Revenue for the Swedish carmaker, which moved a step closer last week to being sold by US-based Ford to Geely of China, was also up to $3.0 billion from last year’s third quarter revenue of $2.9 billion.
The result is the best for Volvo Cars this year and continues the trend of shrinking losses.
At the same time, production at Volvo is on the rise, with 77,000 vehicles coming off the assembly lines in the third quarter, an increase of 5,000 from the corresponding quarter last year.
During the fourth quarter, production is expected to increase to 95,000 vehicles, an increase of 27,000, according to Ford.

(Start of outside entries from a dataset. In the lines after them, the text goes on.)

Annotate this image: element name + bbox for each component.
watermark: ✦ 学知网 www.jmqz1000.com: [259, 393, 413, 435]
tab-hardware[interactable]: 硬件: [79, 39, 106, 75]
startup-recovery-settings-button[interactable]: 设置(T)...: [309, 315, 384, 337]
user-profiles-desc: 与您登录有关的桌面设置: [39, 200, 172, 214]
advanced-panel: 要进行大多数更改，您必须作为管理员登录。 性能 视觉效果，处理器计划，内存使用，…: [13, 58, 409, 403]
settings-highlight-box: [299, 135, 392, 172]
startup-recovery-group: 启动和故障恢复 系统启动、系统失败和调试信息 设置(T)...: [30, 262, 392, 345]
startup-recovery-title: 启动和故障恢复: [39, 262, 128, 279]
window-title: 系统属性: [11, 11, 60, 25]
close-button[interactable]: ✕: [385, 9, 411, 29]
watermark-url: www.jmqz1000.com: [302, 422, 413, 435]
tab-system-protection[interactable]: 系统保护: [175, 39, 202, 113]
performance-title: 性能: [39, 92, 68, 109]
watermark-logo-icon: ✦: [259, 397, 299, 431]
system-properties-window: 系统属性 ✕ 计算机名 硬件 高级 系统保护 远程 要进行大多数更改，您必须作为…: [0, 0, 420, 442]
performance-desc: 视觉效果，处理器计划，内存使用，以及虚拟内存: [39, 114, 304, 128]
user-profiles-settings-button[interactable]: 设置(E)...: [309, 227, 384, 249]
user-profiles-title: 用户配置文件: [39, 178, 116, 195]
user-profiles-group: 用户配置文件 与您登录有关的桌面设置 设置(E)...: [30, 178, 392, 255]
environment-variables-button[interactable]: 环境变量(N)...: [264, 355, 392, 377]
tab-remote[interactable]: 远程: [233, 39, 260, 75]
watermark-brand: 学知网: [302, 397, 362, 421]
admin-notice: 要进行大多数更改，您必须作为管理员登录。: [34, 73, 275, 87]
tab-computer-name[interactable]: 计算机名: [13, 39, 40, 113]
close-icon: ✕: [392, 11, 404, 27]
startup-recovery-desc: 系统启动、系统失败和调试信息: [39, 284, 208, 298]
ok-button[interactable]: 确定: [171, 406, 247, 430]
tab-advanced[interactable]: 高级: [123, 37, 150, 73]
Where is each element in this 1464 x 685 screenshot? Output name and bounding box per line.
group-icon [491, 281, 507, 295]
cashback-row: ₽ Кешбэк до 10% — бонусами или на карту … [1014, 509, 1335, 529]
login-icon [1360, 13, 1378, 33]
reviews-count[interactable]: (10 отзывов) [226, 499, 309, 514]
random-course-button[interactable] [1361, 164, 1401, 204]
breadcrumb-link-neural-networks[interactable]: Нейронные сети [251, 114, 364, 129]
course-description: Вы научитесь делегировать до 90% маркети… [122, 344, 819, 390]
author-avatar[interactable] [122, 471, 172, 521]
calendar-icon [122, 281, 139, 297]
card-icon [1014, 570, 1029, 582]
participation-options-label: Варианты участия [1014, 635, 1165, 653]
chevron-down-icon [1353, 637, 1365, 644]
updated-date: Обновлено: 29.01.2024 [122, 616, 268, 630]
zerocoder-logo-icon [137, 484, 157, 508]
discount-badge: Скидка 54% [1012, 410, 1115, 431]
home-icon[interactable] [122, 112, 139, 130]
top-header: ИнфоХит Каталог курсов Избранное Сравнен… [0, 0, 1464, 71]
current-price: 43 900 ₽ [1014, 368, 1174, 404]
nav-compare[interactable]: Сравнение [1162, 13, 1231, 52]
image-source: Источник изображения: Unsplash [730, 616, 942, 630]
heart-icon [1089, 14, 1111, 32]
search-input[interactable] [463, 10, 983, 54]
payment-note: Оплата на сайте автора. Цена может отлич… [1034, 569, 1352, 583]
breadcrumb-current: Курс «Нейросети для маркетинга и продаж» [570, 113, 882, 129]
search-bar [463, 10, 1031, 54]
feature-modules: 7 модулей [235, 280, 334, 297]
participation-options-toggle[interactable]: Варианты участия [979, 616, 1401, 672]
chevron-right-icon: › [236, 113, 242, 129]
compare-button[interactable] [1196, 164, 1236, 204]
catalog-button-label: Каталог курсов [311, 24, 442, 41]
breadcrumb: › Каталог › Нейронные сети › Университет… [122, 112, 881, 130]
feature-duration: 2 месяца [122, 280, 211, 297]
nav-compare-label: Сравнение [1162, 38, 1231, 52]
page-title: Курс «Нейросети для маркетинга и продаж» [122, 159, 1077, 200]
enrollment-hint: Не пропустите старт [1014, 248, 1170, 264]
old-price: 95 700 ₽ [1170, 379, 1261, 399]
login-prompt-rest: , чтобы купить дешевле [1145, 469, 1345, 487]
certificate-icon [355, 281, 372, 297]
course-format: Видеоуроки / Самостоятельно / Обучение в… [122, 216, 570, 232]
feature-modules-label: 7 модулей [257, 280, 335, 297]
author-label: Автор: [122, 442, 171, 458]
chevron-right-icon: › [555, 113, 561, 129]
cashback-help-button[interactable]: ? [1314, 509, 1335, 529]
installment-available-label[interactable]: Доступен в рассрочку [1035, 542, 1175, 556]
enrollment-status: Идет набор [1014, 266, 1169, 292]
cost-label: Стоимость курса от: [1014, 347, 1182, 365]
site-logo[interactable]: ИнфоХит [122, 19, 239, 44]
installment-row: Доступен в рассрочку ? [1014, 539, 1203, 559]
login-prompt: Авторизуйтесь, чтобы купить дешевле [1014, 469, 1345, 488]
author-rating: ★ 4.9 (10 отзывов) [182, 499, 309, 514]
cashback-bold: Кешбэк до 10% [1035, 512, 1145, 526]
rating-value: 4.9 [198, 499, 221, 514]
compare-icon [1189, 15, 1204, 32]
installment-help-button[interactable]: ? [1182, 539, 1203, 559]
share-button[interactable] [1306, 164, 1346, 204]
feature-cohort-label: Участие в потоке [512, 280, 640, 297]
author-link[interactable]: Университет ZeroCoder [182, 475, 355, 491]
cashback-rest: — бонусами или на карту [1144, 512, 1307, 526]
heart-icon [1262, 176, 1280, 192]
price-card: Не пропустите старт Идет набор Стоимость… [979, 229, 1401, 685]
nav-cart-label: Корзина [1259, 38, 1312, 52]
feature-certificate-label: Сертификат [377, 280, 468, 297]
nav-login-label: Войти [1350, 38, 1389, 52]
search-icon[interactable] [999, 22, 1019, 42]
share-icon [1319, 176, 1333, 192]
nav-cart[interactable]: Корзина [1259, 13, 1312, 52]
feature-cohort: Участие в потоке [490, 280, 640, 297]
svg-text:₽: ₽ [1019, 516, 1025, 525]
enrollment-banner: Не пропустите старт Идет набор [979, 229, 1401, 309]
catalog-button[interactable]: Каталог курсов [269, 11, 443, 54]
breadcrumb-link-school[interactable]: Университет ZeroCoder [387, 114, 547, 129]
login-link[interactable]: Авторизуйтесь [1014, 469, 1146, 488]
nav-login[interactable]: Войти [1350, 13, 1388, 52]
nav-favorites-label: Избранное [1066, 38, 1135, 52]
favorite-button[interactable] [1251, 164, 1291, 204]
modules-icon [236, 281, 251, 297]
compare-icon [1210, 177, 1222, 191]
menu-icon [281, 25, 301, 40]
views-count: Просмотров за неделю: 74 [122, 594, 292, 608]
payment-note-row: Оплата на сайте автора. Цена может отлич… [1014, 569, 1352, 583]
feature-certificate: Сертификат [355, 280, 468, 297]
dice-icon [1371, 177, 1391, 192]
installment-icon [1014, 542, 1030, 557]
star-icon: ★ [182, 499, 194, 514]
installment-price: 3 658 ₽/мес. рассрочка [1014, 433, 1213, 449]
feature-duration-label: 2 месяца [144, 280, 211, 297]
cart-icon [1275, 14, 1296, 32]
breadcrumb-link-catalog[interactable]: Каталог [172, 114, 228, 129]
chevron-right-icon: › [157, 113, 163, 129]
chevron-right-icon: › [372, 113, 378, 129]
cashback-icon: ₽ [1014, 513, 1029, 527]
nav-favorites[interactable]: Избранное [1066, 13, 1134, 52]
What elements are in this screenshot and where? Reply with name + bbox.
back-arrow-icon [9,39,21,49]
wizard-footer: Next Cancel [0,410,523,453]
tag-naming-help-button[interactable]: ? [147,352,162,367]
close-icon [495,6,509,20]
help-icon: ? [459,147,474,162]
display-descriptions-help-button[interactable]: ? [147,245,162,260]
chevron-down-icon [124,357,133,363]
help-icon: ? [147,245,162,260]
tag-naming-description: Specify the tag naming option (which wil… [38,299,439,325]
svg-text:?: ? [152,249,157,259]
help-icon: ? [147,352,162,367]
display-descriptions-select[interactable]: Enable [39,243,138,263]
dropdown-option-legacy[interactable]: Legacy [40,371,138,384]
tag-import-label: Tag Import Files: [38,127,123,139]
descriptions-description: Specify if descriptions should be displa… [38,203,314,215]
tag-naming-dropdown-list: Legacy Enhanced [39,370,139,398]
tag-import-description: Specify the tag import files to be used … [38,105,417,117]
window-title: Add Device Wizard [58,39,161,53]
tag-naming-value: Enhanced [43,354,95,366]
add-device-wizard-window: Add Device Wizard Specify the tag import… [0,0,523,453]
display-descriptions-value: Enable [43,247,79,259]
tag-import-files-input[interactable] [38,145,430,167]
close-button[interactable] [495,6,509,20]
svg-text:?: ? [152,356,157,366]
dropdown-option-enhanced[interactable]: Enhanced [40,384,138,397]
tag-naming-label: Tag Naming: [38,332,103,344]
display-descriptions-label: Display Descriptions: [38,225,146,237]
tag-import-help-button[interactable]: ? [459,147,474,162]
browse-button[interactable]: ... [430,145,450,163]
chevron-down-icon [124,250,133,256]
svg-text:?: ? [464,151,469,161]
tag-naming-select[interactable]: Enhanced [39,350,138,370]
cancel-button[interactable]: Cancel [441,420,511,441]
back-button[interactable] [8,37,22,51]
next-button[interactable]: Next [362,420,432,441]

Volvo’s US-based parent, which also presented surprisingly strong net income of nearly $1 billion on Monday, said Volvo’s improved results were due to cost savings, positive currency effects, higher volumes, and better product mix.
“The Ford team delivered another solid quarter of results with strong contributions from all our business regions,” said Ford chief financial officer Lewis Booth in a statement.
“Positive cash flow, a stronger balance sheet and a third quarter operating profit are evidence that Ford is meeting the global economic challenges.”
The report contained no new information, however, about Ford’s ongoing negotiations with Geely for the purchase of Volvo, instead merely confirming that the Chinese automaker is the “preferred bidder” in discussions which are “ongoing” regarding the “possible” sale of Volvo Cars.